Павел Павлович поднялся, положил книгу на полку и направился в кухню. Послышался шум воды, звяканье чайника о плиту. Павел Павлович понял, что у них в доме не найти трех ходовых одинаковых чашек, чтобы подать чай по-пристойному. Вот разве что достать большой сервиз, которым пользовались, может быть, раза два: когда переехали в эту квартиру и когда он уходил на пенсию.
«Ладно, чайник закипит, а там посмотрю. Не стоит все-таки заходить в комнату к Софье без ее ведома, тем более, доставать сервиз, который, как мы договорились, принадлежит ей».
От этой мысли Павел Павлович почувствовал, как вновь закипает в нем злость на жену; даже ее голос, доносившийся из комнаты, показался ему каким-то неискренним и противным. Она рассказывала о дне, когда в их подъезде застрелили человека, ни словом не обмолвившись о ссоре, как будто начисто о ней забыла, хотя Павлу Павловичу тот день запомнился именно руганью с женой. Такой бурной ссоры между ними не случалось давно. Обычно в таких случаях Павел Павлович начинал вспоминать о Софье Сигизмундовне все самое неприятное, словно специально подзуживал себя, разжигая ненависть.
«В комнате у себя я прибрался, чистота, ни пылинки на полке, ни волоска на полу. А она чем занималась? Знала, человек чужой придет… В коридоре пол вытерла, а вот на кухне постоишь минуту на месте – к линолеуму прилипнешь. Вот так грязь по квартире и разносится. А в туалет и зайти, наверное, страшно».
Хоть ему и не надо было наведываться в туалет, но он заспешил туда, чтобы предупредить позор, приоткрыл дверь и заглянул внутрь. Туалет, против его ожиданий, оказался чист, сиял, словно его сбрызнули лаком. Но и тут Павел Павлович нашел к чему придраться: вместо туалетной бумаги лежали криво порезанные ножницами белые листы.
«Мой запас, на котором я печатаю! Не могла сама купить!»
На кухне уже начинал посвистывать чайник, и Павел Павлович взялся за заварник. Общей заварки у них в доме не водилось, и Баратынский стал размышлять, засыпать свою заварку или сэкономить, разорить жену.
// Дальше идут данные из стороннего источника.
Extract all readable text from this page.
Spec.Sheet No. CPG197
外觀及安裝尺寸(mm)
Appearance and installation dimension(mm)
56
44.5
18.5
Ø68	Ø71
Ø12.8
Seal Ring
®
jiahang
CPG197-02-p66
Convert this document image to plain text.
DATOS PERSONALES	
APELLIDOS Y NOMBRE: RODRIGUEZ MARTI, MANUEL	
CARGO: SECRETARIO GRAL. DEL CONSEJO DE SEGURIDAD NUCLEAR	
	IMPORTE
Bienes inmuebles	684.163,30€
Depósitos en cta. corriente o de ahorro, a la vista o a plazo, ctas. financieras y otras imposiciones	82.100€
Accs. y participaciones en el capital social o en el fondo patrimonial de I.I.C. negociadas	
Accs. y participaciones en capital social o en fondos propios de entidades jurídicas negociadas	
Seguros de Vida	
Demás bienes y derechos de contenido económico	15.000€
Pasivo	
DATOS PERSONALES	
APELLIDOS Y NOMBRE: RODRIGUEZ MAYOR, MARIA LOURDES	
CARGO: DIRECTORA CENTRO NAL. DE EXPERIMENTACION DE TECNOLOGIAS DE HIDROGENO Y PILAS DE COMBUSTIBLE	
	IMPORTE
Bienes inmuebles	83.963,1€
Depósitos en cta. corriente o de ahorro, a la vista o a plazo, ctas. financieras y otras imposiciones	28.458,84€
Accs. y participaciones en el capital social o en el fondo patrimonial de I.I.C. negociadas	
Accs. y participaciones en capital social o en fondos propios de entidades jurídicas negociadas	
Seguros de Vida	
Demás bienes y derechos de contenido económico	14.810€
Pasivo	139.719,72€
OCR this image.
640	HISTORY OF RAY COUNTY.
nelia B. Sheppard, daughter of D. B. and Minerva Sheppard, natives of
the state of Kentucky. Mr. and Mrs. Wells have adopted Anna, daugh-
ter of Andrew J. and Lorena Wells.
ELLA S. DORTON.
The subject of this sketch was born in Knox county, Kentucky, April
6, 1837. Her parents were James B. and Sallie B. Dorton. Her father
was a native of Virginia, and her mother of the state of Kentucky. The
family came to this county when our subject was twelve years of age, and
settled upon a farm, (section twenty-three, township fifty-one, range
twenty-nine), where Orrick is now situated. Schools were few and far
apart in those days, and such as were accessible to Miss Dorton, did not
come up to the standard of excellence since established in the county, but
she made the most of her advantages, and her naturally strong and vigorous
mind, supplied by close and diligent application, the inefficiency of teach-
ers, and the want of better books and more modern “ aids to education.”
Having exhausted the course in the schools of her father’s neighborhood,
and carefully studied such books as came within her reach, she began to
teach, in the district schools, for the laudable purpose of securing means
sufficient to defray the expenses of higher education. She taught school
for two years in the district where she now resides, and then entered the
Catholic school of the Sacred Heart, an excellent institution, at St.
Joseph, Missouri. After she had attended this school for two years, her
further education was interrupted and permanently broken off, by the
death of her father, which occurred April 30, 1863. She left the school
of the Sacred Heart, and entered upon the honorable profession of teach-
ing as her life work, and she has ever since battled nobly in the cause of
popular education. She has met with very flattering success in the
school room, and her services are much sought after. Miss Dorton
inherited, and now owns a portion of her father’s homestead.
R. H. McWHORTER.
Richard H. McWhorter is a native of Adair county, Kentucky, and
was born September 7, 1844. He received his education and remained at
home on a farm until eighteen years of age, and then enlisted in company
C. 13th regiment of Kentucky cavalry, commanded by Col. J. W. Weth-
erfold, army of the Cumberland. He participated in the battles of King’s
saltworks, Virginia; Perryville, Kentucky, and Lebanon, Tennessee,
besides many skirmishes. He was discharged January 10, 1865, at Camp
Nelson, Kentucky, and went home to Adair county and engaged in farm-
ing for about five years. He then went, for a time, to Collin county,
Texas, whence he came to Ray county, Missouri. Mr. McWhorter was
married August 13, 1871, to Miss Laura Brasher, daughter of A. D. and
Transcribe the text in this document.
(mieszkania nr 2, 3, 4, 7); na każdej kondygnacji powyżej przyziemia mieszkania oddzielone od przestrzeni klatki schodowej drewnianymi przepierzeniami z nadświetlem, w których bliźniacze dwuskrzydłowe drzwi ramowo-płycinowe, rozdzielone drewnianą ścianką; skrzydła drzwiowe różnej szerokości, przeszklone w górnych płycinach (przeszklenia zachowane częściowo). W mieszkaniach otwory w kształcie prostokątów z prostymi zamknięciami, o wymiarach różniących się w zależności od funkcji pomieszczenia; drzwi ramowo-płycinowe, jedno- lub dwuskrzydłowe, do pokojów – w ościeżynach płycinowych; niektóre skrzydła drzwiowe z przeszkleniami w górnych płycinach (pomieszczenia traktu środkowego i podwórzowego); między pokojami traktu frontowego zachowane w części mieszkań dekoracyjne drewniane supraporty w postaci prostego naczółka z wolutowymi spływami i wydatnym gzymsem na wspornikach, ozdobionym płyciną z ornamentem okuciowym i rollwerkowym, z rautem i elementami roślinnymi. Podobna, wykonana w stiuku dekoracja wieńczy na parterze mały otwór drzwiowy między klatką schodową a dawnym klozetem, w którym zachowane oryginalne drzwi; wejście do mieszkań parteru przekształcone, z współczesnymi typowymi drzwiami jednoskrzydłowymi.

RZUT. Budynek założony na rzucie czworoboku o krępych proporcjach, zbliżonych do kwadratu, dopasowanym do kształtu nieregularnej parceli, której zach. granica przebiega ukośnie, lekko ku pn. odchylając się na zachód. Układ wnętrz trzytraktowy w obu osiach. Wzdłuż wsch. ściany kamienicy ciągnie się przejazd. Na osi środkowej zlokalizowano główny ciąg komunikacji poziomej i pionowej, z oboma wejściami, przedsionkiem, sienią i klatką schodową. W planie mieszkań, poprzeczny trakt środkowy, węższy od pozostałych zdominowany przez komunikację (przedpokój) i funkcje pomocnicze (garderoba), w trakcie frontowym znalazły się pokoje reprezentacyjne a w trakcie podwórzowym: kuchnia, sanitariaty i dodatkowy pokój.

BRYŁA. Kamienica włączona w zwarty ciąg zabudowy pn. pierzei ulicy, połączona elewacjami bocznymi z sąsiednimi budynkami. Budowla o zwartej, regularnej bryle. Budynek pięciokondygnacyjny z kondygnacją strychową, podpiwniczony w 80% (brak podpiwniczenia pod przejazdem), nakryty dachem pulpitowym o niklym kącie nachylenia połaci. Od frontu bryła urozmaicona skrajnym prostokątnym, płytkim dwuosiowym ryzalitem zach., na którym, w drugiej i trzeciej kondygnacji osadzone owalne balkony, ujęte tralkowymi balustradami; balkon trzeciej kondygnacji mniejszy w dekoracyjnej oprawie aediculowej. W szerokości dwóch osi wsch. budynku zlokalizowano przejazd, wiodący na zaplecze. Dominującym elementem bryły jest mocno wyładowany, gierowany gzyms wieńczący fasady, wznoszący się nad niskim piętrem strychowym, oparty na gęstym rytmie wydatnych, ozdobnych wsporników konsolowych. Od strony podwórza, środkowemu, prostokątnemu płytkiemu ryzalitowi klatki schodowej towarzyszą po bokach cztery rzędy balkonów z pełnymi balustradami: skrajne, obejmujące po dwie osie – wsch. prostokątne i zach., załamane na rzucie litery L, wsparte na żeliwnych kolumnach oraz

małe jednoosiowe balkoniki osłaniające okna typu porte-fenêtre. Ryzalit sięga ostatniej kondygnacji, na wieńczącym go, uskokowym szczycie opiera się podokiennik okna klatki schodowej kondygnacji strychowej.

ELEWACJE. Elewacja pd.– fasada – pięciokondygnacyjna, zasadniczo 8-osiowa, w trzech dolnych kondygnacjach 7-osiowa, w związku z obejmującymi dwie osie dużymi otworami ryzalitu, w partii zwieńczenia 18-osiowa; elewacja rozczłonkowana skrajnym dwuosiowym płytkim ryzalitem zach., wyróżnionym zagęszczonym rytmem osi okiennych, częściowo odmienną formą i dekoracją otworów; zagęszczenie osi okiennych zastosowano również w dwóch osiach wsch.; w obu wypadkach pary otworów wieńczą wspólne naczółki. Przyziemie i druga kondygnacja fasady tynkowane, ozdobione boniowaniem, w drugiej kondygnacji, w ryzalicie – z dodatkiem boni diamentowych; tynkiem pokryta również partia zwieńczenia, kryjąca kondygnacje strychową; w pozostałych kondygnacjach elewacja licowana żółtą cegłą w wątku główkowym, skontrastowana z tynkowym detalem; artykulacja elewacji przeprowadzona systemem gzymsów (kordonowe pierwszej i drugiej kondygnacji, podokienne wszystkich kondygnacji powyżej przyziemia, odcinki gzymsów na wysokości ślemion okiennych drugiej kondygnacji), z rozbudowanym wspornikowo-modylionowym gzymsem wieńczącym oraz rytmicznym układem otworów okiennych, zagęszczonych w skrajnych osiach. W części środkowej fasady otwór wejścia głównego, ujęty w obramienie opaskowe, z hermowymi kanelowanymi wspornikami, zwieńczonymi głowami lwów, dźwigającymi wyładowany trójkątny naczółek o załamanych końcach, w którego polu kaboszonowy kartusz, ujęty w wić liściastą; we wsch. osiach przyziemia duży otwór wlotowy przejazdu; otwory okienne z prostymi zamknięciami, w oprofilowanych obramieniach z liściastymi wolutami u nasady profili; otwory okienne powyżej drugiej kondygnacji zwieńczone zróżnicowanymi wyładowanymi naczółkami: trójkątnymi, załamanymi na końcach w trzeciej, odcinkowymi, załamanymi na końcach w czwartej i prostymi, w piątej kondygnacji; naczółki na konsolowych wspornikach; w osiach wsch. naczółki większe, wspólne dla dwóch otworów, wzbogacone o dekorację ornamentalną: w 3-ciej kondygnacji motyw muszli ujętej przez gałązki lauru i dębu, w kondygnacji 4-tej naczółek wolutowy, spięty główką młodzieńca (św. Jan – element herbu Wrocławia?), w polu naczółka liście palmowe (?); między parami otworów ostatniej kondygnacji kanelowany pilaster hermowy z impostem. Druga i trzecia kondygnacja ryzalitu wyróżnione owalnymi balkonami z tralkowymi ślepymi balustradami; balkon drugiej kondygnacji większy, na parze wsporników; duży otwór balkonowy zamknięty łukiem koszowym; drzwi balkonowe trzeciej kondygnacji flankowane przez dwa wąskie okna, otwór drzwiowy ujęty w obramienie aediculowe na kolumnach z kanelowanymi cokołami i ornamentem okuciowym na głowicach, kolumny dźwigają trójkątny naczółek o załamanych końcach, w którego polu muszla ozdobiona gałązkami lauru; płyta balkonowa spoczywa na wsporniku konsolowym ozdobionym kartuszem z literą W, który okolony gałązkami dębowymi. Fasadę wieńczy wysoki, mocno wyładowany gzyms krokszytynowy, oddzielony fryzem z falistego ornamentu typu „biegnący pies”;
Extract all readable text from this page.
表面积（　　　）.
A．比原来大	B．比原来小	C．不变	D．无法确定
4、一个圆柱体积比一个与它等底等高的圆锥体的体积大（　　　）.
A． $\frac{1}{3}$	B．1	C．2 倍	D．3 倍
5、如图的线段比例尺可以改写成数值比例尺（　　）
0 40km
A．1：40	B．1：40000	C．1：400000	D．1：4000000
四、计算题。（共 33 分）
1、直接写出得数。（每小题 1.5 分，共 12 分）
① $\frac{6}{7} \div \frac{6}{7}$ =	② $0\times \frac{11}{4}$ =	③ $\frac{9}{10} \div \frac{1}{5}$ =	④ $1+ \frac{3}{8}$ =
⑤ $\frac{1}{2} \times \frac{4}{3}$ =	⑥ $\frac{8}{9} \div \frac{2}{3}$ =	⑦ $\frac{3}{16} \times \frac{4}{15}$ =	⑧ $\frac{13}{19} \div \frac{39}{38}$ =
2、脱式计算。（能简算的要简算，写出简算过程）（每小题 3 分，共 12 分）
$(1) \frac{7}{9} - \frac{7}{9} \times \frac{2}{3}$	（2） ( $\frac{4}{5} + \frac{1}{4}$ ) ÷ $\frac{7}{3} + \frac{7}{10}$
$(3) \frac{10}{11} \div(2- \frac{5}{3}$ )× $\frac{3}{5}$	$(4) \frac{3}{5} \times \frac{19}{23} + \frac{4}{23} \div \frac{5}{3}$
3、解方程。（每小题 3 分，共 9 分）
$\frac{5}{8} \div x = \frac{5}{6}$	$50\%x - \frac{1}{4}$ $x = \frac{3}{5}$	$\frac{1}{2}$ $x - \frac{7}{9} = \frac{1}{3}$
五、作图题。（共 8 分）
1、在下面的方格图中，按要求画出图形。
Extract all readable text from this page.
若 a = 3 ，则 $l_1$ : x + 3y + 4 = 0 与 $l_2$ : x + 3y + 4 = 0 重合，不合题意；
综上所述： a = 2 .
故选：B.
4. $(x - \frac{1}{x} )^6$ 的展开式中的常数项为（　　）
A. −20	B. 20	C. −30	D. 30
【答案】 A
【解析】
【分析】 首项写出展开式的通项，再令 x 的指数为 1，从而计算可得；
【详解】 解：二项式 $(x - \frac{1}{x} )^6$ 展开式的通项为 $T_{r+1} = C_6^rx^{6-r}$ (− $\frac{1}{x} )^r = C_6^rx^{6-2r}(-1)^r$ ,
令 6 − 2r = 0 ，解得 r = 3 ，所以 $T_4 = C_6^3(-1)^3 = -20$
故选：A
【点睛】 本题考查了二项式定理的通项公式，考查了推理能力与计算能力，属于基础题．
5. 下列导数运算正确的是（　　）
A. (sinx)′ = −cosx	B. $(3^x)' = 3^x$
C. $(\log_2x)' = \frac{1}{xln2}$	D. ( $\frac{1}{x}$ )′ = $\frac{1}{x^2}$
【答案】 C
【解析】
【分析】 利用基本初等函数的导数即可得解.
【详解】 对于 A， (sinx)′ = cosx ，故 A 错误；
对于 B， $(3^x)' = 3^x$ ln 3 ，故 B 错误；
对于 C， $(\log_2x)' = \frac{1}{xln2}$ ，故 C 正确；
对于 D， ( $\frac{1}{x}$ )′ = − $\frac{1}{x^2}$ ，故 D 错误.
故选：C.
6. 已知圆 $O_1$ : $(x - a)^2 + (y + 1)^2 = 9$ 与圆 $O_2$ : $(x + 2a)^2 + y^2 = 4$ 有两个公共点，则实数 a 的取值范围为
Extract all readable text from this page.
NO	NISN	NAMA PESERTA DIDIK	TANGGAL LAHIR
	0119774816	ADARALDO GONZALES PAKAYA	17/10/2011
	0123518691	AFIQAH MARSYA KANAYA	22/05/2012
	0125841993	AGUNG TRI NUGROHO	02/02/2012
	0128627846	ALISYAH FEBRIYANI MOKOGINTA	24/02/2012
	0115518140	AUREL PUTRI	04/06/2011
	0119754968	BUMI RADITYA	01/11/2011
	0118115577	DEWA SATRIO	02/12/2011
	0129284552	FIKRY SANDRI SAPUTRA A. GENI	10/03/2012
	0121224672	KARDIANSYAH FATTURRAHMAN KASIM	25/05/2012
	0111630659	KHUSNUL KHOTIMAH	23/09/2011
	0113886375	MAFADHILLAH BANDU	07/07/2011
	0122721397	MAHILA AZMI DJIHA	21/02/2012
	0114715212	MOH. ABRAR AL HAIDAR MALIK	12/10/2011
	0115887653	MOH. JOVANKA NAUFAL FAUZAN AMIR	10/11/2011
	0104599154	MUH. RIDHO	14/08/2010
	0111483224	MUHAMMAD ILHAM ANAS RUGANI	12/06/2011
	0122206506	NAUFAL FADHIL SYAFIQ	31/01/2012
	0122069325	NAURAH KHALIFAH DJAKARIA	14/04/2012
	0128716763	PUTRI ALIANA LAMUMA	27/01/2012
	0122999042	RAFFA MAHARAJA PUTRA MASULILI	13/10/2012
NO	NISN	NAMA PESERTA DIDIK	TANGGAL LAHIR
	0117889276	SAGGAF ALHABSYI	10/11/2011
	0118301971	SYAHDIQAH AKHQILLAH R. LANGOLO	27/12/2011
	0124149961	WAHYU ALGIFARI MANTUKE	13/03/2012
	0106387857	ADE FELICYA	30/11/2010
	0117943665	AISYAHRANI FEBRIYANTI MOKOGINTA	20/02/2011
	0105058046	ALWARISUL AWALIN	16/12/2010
Но прежде, чем засыпать, следовало избавиться от старой заварки, которой накопилось в чайнике на два пальца. Выливать в умывальник – можно забить канализацию, потом возись, прочищай. Работы по дому Баратынский не любил, считал себя выше этих низменных материй. Он открыл шкафчик под мойкой и увидел, что ведро с мусором полным-полно, примостить что-то сверху уже невозможно.
"Вот же, с тех пор, как мы поругались, она не удосужилась даже ведро вынести, хотя ее мусора там больше, чем моего. Моя жизнь почти безотходна, а она вроде бы ни черта и не покупает, а вечно полное ведро всякой гадости! Пакеты, крышки какие-то, флаконы…
Ничего, гость уйдет, я ей все выскажу! – и он точно вспомнил, что прошлый раз ведро выносил сам. – Значит, теперь ее очередь".
Мусорное ведро было единственным не поделенным между супругами имуществом. И теперь уже не сомневаясь, Павел Павлович засыпал в чайник заварку жены, причем так щедро, как никогда не засыпал для себя.